男人也红了脸。不过是激动的,觉得这才是女子中的极品。
全志拍着堂木大声喊安静,让人传证人韦建春。
韦建春从后堂走出来,身体肥胖大摇大摆,还不忘给满江燕抛个笑脸。
满江燕与他眉来眼去如同周围无人。
按照惯例,全志还是问了韦建春当初问过的问题。
上一次,韦建春的回答,全志至今都还记得,所以他以为,后者一定会回答同样的话。
可谁想韦建春竟然挠着头不好意思的道:“大人,我这----实在记不得了,那天晚上,我醉的不省人事,只记得子时之前的事,是在与满娘喝酒,后面发生了什么,就一概不知了。”

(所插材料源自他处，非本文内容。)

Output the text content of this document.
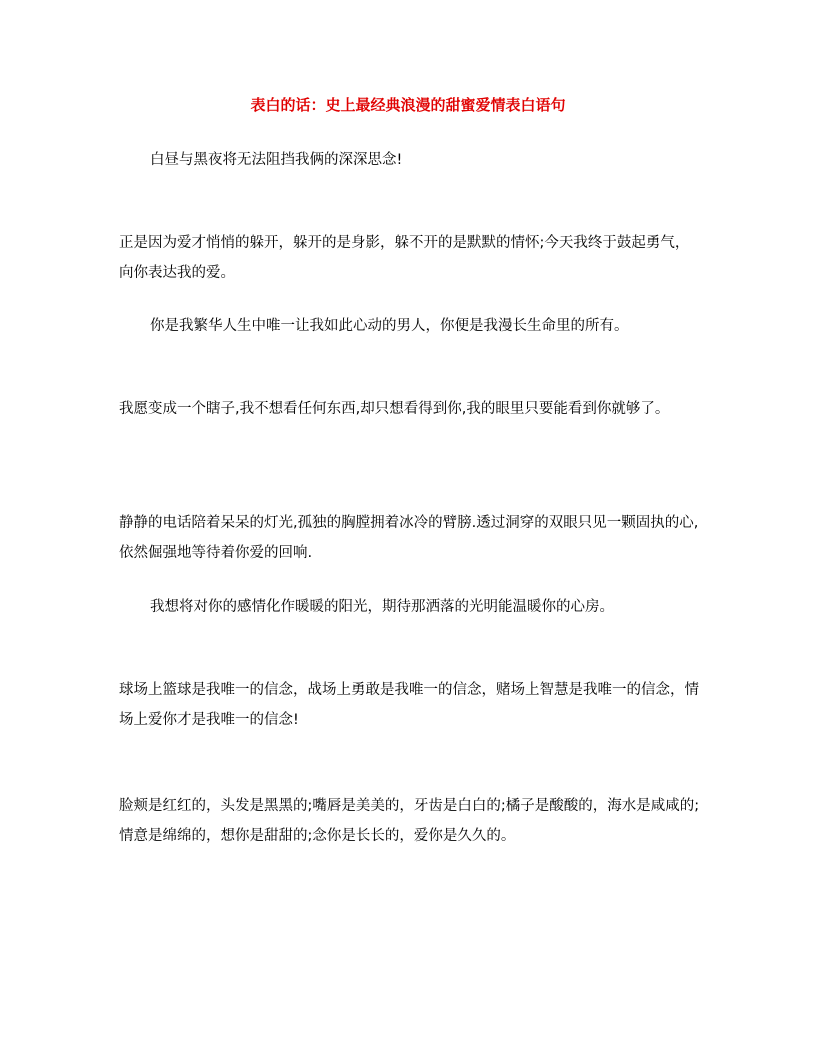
表白的话：史上最经典浪漫的甜蜜爱情表白语句

白昼与黑夜将无法阻挡我俩的深深思念!

正是因为爱才悄悄的躲开，躲开的是身影，躲不开的是默默的情怀;今天我终于鼓起勇气，向你表达我的爱。

你是我繁华人生中唯一让我如此心动的男人，你便是我漫长生命里的所有。

我愿变成一个瞎子,我不想看任何东西,却只想看得到你,我的眼里只要能看到你就够了。

静静的电话陪着呆呆的灯光,孤独的胸膛拥着冰冷的臂膀.透过洞穿的双眼只见一颗固执的心,依然倔强地等待着你爱的回响.

我想将对你的感情化作暖暖的阳光，期待那洒落的光明能温暖你的心房。

球场上篮球是我唯一的信念，战场上勇敢是我唯一的信念，赌场上智慧是我唯一的信念，情场上爱你才是我唯一的信念!

脸颊是红红的，头发是黑黑的;嘴唇是美美的，牙齿是白白的;橘子是酸酸的，海水是咸咸的;情意是绵绵的，想你是甜甜的;念你是长长的，爱你是久久的。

全志愣了一瞬,心中疑惑,这似乎与他料想的回答有些不一样,他记得上次,韦建春似乎是一百个肯定满娘与他在一起吧。
满江燕脸色一寒,倏地坐直了身子。
全志不理解,追问道:“韦大人此言何意?”
韦建春再次道:“我不记得那天晚上的事,也不记得与满娘在一起过,或许我们确实一晚上都在一起,又或许,我根本就是一个人睡的,总之子时后的事,我就不记得了。”
满江燕厉声道:“韦大人,那晚上我分明与你在一起,你为何不承认?”
韦建春脸上有些冰冷,“我最近得了一种病,总是嗜睡,所以找了个大夫看了看,你猜大夫怎么说?
他说我中了毒,说我容易忘事儿,所以我是真不记得那天晚上的事了。”
这样的发展太快,全志未曾想到,满江燕也未曾想到,如此一来,她的不在场证明也就没那么充分了。
换句话说,她完全可以利用韦建春昏睡不醒的时候,去落霞苑杀人,又或者,韦建春之所以昏睡不醒,正是满江燕搞的鬼,毕竟这样的例子也常见。
满江燕立即辩解道:“大人,我与落霞苑无冤无仇,我为何要杀那么多人。